While catching up on some reading, I perused Dan Primack's recent piece on dividend recaps and how private equity firms should be frank about dividend recapitalizations. Dan mentions that at the recent Columbia Business School private equity conference, many executives were complaining that the industry has gotten bad press (see: "strip and flip") and hasn't done much at all in terms of PR. However, many firms continue to perform the ever-controversial dividend recap (create a term loan designed to pay a dividend to the investor or investors) and still state that they're adding value to their portfolio companies.
First off, regarding the PR effort, I have written many posts as messages to the PEGCC and ACG to help out the private equity industry; the ball is in their courts to help generate a good PR effort and show the general public (in some way) that private equity firms are helping portfolio companies and the American industries become better. However, there's been a limited push from both organizations (I can understand ACG's reasoning as I wrote here, but the PEGCC doesn't get let off the hook). Much more CAN be done and the clock is ticking until Congress moves its target from hedge funds and banks to private equity. The upcoming HCA IPO is probably going to quicken the countdown clock.

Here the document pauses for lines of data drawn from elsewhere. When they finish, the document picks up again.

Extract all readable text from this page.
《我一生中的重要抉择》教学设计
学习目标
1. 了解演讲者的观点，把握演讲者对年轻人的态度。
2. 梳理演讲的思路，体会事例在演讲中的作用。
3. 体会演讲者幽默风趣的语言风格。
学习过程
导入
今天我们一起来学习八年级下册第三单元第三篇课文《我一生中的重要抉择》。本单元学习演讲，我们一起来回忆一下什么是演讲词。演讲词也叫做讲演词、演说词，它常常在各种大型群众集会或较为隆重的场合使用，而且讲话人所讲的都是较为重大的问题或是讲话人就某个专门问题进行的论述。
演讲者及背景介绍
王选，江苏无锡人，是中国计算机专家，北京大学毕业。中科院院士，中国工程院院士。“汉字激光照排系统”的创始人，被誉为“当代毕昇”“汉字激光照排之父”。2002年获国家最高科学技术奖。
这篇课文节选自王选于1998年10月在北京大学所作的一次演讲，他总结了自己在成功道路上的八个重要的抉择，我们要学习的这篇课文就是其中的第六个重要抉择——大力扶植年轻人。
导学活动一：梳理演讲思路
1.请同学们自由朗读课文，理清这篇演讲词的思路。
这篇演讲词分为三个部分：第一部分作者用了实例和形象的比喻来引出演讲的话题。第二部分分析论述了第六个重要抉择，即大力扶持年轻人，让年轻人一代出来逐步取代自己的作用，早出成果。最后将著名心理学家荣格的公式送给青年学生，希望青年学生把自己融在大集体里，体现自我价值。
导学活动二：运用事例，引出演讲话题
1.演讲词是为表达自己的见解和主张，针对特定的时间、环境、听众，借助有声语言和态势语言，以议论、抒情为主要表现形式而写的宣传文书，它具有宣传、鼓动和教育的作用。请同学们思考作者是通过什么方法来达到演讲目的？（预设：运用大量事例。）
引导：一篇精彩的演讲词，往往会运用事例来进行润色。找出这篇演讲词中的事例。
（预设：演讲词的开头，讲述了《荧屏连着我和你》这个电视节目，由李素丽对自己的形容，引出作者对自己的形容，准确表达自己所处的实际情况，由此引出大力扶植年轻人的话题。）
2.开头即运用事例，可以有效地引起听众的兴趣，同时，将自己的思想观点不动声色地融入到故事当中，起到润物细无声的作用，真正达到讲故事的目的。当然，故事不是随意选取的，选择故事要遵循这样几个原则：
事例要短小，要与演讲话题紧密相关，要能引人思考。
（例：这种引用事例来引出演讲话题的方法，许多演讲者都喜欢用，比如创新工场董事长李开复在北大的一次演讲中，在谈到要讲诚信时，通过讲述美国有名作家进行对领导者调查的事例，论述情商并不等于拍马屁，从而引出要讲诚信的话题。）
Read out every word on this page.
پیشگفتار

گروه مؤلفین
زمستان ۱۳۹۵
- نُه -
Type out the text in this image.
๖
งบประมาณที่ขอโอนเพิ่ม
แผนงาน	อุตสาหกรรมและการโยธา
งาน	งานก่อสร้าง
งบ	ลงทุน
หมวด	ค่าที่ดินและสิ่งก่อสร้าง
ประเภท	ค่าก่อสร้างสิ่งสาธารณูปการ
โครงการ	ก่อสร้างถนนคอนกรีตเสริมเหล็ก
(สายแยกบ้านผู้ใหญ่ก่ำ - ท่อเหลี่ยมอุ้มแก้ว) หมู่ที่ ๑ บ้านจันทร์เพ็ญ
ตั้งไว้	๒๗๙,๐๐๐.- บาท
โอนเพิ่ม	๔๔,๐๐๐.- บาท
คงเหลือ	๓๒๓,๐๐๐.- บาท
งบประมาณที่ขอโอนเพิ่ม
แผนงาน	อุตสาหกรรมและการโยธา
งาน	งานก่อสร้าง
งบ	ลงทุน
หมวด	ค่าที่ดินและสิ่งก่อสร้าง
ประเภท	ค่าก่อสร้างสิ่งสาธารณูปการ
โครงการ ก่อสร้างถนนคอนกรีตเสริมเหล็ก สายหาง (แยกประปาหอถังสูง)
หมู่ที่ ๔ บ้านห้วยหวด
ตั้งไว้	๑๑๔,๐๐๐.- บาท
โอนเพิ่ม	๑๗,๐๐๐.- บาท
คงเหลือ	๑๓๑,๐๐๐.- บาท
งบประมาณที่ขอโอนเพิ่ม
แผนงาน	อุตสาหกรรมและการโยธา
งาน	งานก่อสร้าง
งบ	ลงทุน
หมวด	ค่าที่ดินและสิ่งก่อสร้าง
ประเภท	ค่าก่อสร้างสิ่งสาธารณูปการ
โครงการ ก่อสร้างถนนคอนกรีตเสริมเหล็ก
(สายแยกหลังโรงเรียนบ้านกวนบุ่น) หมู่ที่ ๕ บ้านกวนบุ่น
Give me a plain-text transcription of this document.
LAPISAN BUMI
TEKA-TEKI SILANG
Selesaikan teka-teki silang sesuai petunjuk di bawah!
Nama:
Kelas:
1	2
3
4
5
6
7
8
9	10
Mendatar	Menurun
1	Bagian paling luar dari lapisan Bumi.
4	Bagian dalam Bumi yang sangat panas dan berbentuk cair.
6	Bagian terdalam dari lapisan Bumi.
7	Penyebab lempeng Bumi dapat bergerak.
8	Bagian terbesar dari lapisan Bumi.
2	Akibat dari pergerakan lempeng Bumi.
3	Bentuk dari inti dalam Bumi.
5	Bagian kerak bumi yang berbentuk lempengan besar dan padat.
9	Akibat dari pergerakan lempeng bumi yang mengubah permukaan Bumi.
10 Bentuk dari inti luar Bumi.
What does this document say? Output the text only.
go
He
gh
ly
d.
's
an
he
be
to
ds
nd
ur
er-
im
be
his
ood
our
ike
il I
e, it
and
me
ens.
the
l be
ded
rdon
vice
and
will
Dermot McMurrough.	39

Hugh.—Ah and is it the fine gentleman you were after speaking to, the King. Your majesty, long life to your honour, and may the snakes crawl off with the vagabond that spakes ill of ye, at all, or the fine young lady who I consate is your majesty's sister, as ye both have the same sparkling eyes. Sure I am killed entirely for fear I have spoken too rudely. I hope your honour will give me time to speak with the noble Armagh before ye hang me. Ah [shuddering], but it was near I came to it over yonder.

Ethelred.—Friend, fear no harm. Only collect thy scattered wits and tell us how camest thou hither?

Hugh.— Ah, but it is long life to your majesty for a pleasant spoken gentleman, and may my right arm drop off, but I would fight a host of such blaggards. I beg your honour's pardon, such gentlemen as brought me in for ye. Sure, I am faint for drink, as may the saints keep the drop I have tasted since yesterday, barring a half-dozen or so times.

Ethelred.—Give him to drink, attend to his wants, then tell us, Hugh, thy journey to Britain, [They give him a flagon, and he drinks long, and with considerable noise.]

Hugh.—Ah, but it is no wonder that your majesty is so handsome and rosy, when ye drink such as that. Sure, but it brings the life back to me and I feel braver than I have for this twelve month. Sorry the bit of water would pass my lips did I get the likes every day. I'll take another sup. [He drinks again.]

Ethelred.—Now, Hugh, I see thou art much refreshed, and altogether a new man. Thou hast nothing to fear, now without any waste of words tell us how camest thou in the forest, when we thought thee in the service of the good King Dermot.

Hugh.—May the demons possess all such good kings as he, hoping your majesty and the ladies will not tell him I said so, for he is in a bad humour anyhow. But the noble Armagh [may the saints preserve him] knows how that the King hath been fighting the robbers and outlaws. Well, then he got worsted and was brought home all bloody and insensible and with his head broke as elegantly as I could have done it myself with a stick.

In terms of dividend recaps, I absolutely agree with Dan. You're NOT adding value by enforcing these loans; in some drastic cases, I've seen private equity firms take a too drastic approach, giving the portfolio company no choice but to file for bankruptcy.
Now while I am not a fan of the strategy, I understand that it is necessary to execute it at times; LPs may be wanting money back, the company may be on the right track to success that they are able to pay up the investors, or the firms want to apply pressure on their portfolio company to improve their performance.
However, like Dan said, private equity firms need to admit why they're executing a dividend recap. Admit your mistakes. Explain how it fits into the main plan for the company you're working on. As frustrating as it may be to admit in the short-term, firms will win support from consumers who will understand that there is a true and heavily successful growth strategy plan in the works and that there's a good chance that the plan will live up to its standards.
Be smart, PE firms. Stop beating around the bush with value-added fluff.